Aujourd'hui, les amendes pleuvent, les jours de prison étendent
leurs spectres, et pour plagier une célèbre émission
de France Inter : "C'est en Alsace, c'est en France, c'est en Europe
!"
Mais
avant toute chose, le rappel des faits :
Le 20 Octobre 1996, Monseigneur Elchinger, coutumier du fait, associe
homosexualité et animalité dans une tribune libre des Dernières
Nouvelles d'Alsace. Hervé Koenig, Président de l'association
strasbourgeoise Egales, demande à avoir un entretien avec le Prélat,
mais celui-ci refuse, prétextant qu'il représente la déstructuration
des esprits et des consciences.
Egales, Act-Up Alsace, Aide-Alsace, et Ras le Front
se voient aussi refuser un droit de réponse dans le même journal,
Les Dernières Nouvelles d'Alsace.
C'est ainsi, que retranchés dans une situation non désirée,
d'exclus de l'humanité, la nécessité d'une réaction
forte, vitale, est apparue. Le dimanche 27 octobre 1996, avant le début
de la messe de 11 heures, un groupe de militants proteste contre ces propos
homophobes.
Quelques
mois plus tard, sur la base de l'article 167 du code pénal allemand,
rédigé en gothique, Hervé Koenig, le président
d'Act-Up Alsace et trois autres personnes sont poursuivies en justice pour
trouble d'un lieu de culte. L'Alsace-Moselle fait partie de ces régions
françaises ou le particularisme, l'exception culturelle, s'inscrit
jusque dans la loi pour faire de certains de ses habitants des non citoyens
français, européens.
Lors du procès le 29 janvier 1997, le juge, madame Aimée
Roehrig, n'avait pas eu de mots assez durs, blessants, pour remettre en
cause la dignité humaine d'Hervé Koenig, de ses amis et des
personnes homosexuelles en général. Citons entre autre "Lorsqu'un
homme couche avec un homme ou une femme avec une femme, c'est une abomination.
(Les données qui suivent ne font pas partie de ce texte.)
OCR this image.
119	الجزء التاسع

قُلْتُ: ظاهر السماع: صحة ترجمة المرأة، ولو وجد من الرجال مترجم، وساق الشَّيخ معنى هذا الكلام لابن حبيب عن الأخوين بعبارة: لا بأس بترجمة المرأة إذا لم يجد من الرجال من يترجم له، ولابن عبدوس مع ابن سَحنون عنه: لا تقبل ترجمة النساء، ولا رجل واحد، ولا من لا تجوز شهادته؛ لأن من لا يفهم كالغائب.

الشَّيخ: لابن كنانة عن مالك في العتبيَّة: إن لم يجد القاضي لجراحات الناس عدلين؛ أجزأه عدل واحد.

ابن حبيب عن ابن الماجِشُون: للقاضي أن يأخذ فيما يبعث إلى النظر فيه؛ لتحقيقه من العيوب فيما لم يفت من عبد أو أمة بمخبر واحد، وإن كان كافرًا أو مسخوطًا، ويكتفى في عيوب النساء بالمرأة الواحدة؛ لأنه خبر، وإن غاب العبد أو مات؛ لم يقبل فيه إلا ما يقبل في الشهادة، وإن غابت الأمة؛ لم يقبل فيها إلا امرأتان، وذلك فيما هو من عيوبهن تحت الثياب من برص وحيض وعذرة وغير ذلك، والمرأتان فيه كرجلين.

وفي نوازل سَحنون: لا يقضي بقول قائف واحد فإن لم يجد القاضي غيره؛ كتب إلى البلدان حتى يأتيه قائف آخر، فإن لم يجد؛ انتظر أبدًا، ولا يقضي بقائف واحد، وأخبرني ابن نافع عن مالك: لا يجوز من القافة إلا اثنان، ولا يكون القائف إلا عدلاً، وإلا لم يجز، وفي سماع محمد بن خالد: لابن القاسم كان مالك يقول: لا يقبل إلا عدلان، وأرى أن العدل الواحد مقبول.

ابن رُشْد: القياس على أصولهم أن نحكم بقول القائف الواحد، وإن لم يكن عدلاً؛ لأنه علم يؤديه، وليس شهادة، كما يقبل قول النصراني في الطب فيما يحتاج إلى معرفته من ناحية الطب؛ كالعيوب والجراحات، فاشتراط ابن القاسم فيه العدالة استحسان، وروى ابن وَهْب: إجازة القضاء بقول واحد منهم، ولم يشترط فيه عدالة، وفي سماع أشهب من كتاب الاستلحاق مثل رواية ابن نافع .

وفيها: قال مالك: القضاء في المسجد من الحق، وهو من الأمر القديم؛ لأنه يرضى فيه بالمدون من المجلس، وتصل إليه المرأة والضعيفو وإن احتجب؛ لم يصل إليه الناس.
L'église a le droit et le devoir de condamner l'homosexualité".
Madame le juge du Tribunal de Grande Instance de Strasbourg appelait ainsi
à la condamnation d'Hervé Koenig et déclarait que
cette manifestation était assimilable a une profanation
de cimetière. La sanction est tombée un mois plus tard :
40 jours amende de 100 Fr ou, à défaut, 20 jours de prison
ferme.
Mais
pour son appel, le 10 décembre 1997, Hervé Koenig a bénéficié
d'un nouveau Procureur, plus mitigé pour reprendre les propres termes
de l'appelant. Un Procureur qui a fait appel à l'apaisement des
consciences : "personne n'a le droit d'enlever le statut d'être
humain à une minorité qu'elle soit étrangère,
juive ou homosexuelle".
Malgré cela, le délibéré du 28 janvier 1998
a confirmé le premier jugement : 40 jours amende de 100 Fr, 10.000
Fr de frais d'actes judiciaires, et 38.000 Fr de dépends, représentant
les frais de défense de l'évêché.
Aujourd'hui, les gais et le lesbiennes on perdu leur statuts d'êtres
humains en Alsace-Moselle.
La cassation
étant une remise en cause de la forme du procès, par exemple
la recherche d'une erreur de procédure, Hervé Koenig va plaider
que des citoyens français ont été condamnés
sur la base d'un texte en langue étrangère, dont la calligraphie
n'est plus usitée. Ce texte en allemand gothique n'est pas accessible
au justiciable et contredit ainsi l'égalité de l'accès
à la Justice sur le territoire français.
Bien
peu d'espoirs sont fondés sur cette cassation, car elle remettrait
en cause l'union de l'Eglise et de l'Etat en Alsace-Moselle.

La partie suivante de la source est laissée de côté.